The Political Activist Group “Making Change” is reaching out to their contributor base, asking for ideas for new petitions to keep the heat on Washington and Wall Street. Problem is, folks are using it for personal gripes and shying away from the big issues.
“There are only so many trees you can save…literally,” said Gertrude Weinstein, a 70-year old activist who just submitted her own petition trying to pass a law allowing senior citizens to submit claims to Medicare for grey market mobility scooters.
Weinstein and others have found that they have lots of time on their hands and a whole bundle of issues they’d like to see addressed from defective adult diapers to making early-bird specials mandatory at all restaurants.

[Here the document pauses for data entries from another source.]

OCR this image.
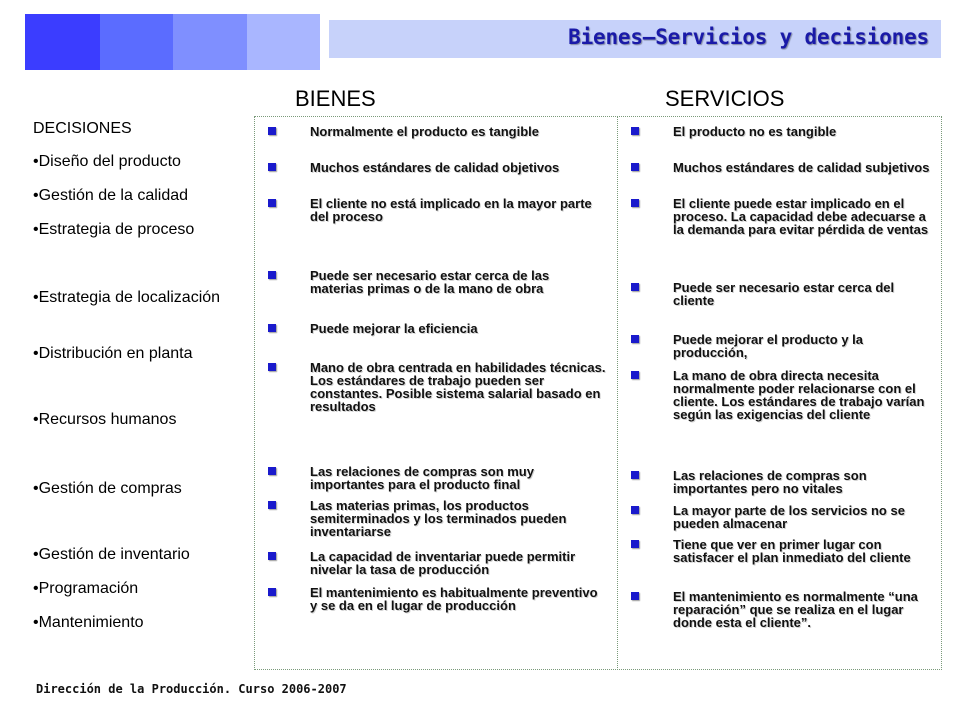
Bienes–Servicios y decisiones
BIENES	SERVICIOS
DECISIONES
•Diseño del producto
•Gestión de la calidad
•Estrategia de proceso
•Estrategia de localización
•Distribución en planta
•Recursos humanos
•Gestión de compras
•Gestión de inventario
•Programación
•Mantenimiento
Normalmente el producto es tangible
Muchos estándares de calidad objetivos
El cliente no está implicado en la mayor parte del proceso
Puede ser necesario estar cerca de las materias primas o de la mano de obra
Puede mejorar la eficiencia
Mano de obra centrada en habilidades técnicas. Los estándares de trabajo pueden ser constantes. Posible sistema salarial basado en resultados
Las relaciones de compras son muy importantes para el producto final
Las materias primas, los productos semiterminados y los terminados pueden inventariarse
La capacidad de inventariar puede permitir nivelar la tasa de producción
El mantenimiento es habitualmente preventivo y se da en el lugar de producción
El producto no es tangible
Muchos estándares de calidad subjetivos
El cliente puede estar implicado en el proceso. La capacidad debe adecuarse a la demanda para evitar pérdida de ventas
Puede ser necesario estar cerca del cliente
Puede mejorar el producto y la producción,
La mano de obra directa necesita normalmente poder relacionarse con el cliente. Los estándares de trabajo varían según las exigencias del cliente
Las relaciones de compras son importantes pero no vitales
La mayor parte de los servicios no se pueden almacenar
Tiene que ver en primer lugar con satisfacer el plan inmediato del cliente
El mantenimiento es normalmente “una reparación” que se realiza en el lugar donde esta el cliente”.
Dirección de la Producción. Curso 2006-2007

Making Change admits asking ordinary citizens to contribute ideas for petitions may have been a bad idea. “While we state clearly on our site that we are looking for the best ideas to promote a progressive agenda through the petition process, something has gotten lost in the translation,” said Sarah Birkenstock, head of public relations at Making Change.
In one day, Birkenstock says Making Change received petitions to deal with everything from Rush Limbaugh’s push to keep pill mills pumping out the Oxycontin to changing the National Anthem to Lady Gaga’s “Born this Way.”
“So far, our site and dozens of others have brought focus to about a million gazillion causes through petition drives, and we have found that regardless of whether or not the net is becoming overly polluted with petitions for every political and social cause under the sun, people are still signing them left and right,” she said.
Asked if possibly trying to persuade folks to get personally involved instead of just sitting at a desk and signing petitions might be a better route to take, Sarah responded, “Are you kidding? Try getting a group of folks together to actually get out the vote or show up for town hall meetings or any number of other civic-minded duties and you’d think you’re asking them for a kidney.”
“But put them in front of a small screen, ask them to put their support behind a recall election by clicking on a box with their name and address already filled in for them, and you’ve got a million signatures in one evening.”
Birkenstock says she’s just as bad as the rest of them.
“I had one come across my desk the other day, I kid you not,” said Birkenstock, “that read ‘Tell Washington no more petitions.’ I realized I’d signed it before I’d even read it.”